Do you ever feel that way? Or am I in my own, little universe, suffocating under the fact that, "This is it. This is what life is"?
I wonder too many things. Like, if I'll ever enjoy my job. Or if money worries will ever cease. They won't. When can I return from the grocery store with a week's worth of groceries, or not have a late fee on my bills? When will my relationship not be prefaced with "long-distance," and when, by God, will Barack Obama be elected so we can all survive?
I live in a city of hundreds of thousands, but sometimes I sit in my tiny, little abode and think that we are it, the cats and I. That there is no one else out there, outside of that dilapidated front door that's covered in tin-foil to keep out the sunlight.
I realize that, of course, we're not alone.

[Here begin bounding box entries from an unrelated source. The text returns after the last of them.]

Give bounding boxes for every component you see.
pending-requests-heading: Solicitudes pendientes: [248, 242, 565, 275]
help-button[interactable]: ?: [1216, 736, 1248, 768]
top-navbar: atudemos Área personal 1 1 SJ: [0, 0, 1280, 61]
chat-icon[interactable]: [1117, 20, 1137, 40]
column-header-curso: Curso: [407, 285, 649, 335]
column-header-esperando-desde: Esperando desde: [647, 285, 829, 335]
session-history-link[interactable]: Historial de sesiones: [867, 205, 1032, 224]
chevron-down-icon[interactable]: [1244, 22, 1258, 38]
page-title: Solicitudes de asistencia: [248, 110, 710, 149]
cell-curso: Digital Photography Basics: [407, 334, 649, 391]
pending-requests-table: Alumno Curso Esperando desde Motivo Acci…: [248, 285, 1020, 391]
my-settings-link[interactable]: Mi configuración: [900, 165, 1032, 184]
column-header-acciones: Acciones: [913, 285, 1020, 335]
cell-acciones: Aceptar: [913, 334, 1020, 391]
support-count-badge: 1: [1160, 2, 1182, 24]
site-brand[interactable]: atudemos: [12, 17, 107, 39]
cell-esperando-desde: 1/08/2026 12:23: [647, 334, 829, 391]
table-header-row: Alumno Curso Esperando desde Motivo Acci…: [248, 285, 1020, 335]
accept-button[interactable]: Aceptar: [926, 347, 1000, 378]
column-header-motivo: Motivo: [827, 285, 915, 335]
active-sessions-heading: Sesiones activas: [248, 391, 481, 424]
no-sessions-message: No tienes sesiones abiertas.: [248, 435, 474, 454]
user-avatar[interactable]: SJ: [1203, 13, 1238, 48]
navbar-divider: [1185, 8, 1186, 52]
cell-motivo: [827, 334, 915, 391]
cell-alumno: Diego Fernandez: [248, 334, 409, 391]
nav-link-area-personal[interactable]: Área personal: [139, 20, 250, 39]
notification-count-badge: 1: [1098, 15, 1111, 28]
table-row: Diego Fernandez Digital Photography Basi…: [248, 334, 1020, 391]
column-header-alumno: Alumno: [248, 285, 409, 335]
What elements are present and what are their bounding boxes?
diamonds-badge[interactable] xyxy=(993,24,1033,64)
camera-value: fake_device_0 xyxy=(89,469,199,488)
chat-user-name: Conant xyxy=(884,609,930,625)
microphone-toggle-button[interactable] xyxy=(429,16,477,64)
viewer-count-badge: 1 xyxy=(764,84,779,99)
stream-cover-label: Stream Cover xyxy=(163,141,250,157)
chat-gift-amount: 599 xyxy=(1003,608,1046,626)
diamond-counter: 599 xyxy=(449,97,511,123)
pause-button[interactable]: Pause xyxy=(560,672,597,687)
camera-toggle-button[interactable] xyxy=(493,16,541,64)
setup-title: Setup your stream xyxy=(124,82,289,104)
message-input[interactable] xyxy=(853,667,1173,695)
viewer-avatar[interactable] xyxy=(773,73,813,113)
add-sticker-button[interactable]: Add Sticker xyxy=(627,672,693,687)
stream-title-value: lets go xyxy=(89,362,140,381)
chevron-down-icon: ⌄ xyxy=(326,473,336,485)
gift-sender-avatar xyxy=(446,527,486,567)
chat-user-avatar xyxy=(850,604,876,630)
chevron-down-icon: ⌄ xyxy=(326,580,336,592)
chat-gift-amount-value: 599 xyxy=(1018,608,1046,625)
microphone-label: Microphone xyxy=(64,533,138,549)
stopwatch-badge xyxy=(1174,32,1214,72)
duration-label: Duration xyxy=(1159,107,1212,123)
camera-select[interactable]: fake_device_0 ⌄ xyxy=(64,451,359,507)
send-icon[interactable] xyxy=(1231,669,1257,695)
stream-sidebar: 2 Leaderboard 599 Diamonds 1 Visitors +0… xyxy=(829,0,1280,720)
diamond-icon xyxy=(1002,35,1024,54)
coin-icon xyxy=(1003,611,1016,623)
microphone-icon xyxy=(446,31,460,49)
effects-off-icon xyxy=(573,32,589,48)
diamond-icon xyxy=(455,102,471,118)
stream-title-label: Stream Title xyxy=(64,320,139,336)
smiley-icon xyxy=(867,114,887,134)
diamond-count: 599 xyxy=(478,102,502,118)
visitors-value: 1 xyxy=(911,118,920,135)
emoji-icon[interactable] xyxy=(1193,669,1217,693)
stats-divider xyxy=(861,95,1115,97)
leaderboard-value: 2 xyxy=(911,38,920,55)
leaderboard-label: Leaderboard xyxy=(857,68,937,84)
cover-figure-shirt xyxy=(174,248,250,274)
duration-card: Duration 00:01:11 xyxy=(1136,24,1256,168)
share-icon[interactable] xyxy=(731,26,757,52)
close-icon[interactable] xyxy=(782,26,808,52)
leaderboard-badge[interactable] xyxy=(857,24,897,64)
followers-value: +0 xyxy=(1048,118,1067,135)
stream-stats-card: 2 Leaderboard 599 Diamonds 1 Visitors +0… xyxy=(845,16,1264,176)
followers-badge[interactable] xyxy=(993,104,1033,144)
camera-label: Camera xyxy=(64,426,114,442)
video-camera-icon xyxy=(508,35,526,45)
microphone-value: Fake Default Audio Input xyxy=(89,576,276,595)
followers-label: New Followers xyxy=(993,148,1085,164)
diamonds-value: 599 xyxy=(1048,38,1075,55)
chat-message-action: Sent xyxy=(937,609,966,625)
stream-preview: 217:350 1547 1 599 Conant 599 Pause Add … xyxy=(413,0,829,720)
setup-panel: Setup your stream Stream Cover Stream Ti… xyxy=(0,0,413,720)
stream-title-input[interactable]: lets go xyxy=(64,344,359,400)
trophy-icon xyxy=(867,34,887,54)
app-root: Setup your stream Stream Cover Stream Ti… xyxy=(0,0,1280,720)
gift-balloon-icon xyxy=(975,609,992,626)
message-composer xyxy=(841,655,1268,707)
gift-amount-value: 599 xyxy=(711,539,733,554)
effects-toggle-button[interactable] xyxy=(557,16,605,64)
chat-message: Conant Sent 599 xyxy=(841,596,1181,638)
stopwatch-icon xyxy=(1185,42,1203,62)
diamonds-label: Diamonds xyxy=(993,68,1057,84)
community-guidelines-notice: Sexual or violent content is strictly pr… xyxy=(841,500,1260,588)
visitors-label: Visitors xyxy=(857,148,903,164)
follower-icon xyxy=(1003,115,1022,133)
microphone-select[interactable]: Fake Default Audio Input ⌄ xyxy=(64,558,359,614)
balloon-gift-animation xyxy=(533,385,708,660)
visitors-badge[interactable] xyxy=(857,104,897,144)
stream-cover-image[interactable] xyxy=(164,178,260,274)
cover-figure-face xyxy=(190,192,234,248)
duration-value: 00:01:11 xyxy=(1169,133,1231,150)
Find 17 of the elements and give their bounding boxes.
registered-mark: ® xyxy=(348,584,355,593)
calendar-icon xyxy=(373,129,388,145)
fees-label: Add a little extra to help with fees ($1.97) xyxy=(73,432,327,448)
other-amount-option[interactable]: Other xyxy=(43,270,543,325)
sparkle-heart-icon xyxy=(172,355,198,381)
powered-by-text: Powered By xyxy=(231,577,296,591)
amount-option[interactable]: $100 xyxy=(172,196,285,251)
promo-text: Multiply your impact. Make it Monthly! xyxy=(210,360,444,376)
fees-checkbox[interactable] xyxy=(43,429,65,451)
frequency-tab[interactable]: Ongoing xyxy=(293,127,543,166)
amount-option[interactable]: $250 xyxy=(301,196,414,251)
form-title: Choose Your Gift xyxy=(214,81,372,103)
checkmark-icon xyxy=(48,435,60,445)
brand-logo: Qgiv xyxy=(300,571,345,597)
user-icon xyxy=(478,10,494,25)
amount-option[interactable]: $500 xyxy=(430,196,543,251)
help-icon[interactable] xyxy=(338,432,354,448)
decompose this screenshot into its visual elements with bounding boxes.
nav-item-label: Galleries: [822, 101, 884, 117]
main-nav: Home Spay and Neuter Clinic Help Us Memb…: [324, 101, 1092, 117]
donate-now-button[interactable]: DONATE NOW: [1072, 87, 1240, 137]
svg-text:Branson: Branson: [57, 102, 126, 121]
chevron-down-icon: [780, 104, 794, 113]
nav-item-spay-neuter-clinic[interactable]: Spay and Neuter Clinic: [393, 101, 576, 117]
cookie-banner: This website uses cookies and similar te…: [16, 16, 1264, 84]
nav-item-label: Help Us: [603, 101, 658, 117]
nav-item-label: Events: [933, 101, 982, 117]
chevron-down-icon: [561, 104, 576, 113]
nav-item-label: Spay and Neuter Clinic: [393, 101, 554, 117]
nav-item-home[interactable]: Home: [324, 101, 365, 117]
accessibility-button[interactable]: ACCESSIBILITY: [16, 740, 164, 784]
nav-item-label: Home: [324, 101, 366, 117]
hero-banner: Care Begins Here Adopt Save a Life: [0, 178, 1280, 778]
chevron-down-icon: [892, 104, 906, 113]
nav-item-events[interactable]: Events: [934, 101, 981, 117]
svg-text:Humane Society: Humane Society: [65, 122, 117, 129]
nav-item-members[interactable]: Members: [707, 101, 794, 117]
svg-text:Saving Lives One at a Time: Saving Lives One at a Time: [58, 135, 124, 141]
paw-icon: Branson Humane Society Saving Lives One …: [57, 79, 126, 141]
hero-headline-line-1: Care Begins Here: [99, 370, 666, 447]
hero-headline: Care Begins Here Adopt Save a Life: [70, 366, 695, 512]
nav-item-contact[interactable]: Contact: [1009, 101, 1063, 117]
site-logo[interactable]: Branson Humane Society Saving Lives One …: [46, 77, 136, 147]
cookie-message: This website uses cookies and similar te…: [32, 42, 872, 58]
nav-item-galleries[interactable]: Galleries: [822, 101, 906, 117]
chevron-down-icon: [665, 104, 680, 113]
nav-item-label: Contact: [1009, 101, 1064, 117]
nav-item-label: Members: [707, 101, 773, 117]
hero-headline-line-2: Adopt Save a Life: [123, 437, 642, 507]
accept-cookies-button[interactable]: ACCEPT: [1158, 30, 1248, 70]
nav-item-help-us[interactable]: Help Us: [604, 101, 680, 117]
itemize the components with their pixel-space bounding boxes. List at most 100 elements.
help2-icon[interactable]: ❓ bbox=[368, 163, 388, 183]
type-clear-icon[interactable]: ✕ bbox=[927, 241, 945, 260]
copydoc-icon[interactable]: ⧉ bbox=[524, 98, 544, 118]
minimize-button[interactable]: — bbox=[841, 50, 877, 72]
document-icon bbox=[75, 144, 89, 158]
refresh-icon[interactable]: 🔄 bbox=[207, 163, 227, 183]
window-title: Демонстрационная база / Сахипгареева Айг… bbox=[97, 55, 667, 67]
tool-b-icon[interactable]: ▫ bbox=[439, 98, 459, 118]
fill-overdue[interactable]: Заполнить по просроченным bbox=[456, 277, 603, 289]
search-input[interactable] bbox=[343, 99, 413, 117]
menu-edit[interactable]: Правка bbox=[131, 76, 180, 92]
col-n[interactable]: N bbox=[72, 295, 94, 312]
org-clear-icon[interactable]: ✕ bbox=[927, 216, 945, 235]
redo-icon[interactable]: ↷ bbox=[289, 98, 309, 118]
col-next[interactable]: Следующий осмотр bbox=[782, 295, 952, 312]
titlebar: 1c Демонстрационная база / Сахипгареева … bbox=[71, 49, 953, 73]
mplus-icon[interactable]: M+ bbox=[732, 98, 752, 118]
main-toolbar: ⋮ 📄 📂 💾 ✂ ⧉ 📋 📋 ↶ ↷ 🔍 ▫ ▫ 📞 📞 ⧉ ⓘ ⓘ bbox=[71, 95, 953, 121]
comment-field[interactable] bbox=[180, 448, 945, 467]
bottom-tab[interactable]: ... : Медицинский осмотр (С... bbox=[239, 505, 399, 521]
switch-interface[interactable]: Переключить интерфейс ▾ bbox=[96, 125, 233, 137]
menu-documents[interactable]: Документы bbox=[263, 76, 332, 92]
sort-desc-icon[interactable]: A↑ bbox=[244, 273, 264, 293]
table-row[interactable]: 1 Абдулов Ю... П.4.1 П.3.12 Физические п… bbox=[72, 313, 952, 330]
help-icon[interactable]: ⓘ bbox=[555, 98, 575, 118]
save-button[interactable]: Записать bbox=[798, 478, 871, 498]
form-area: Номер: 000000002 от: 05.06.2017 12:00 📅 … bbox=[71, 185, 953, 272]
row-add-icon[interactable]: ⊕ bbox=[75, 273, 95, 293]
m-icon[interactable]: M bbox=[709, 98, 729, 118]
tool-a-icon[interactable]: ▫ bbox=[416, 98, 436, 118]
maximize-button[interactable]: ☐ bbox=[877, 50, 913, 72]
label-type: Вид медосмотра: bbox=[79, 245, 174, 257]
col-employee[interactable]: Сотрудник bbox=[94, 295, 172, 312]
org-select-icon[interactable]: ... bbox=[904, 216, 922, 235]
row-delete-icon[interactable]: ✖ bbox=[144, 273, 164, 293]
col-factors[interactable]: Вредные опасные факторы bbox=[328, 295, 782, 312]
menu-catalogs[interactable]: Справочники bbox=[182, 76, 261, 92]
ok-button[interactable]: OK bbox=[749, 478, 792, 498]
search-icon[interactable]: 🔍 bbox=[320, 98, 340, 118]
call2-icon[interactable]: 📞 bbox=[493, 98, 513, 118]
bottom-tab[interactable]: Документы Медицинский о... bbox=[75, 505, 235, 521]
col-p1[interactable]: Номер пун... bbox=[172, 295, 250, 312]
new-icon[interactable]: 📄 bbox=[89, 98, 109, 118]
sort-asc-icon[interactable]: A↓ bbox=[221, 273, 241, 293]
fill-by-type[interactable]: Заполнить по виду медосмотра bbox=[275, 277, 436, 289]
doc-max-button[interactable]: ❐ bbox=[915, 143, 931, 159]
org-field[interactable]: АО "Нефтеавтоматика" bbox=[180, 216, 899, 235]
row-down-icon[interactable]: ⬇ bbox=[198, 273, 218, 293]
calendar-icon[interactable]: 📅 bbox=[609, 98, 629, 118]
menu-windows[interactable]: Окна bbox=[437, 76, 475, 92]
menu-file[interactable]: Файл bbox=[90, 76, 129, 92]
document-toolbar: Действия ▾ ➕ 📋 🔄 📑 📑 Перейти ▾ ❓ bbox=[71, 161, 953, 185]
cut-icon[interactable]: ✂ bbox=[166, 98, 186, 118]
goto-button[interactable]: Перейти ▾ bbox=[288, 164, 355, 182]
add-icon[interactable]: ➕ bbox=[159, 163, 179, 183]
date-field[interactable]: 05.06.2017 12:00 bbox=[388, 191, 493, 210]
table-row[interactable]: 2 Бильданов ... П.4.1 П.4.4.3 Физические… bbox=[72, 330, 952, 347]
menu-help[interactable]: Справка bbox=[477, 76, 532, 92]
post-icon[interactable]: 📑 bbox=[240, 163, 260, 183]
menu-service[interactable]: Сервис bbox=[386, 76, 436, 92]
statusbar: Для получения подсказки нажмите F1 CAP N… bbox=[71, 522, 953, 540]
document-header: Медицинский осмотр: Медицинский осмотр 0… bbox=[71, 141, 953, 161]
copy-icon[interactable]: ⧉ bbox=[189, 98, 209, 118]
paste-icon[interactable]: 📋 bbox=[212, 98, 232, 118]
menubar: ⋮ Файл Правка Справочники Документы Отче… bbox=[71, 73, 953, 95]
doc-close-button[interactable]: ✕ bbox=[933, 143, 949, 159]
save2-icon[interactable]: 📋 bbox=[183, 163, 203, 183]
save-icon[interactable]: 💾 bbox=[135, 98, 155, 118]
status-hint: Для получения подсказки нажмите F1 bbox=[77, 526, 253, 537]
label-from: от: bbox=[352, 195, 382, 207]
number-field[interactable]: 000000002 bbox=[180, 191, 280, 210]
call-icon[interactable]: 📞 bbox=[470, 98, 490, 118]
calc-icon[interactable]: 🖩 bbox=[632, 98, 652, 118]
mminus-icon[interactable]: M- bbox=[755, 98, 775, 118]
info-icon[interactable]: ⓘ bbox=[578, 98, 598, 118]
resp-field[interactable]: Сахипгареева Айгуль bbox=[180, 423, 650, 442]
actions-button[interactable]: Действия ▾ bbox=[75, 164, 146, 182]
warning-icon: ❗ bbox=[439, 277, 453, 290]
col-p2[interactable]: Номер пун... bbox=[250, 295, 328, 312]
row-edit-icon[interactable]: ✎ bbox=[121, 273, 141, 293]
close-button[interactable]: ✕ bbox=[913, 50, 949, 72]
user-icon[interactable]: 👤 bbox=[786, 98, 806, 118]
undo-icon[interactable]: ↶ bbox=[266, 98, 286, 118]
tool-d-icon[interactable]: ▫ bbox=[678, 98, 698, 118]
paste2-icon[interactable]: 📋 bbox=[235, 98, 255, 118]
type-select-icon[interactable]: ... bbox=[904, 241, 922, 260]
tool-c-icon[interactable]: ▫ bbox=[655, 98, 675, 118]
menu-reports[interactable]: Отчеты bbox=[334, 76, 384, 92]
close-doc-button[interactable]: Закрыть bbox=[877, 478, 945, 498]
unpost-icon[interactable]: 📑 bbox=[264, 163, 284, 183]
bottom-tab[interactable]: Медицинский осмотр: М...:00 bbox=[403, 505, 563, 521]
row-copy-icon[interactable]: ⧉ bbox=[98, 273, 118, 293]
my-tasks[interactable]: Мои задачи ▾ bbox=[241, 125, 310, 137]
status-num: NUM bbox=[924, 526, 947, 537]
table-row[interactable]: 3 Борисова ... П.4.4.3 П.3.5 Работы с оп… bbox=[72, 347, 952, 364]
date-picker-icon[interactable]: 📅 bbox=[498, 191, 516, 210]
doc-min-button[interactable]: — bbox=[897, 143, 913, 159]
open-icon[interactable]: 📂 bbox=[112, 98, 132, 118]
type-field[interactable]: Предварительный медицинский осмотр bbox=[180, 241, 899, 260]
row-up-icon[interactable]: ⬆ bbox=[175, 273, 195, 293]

But sometimes the grown-up worries are too much. Is there anything else to look forward to other than high gas prices and job insecurity? No one can help me understand my job, and no one can hand me a new one. I have to make the decision of whether to buy brand-name shampoo or cat food.
I get mad at myself for choosing an industry that is flailing, and one that pays pennies. Why didn't I go into nursing? Or another career where $30,000 is unheard of, and not the most I'll ever make?
If I never had to leave my apartment, or the safety of my small neighborhood, I'd be OK. It's the big, bad world that terrifies me. When do you get too old to hold your mom's hand to cross the street? Because I am pretty sure there is a light at the end of the tunnel. But the light is on the other side of the street.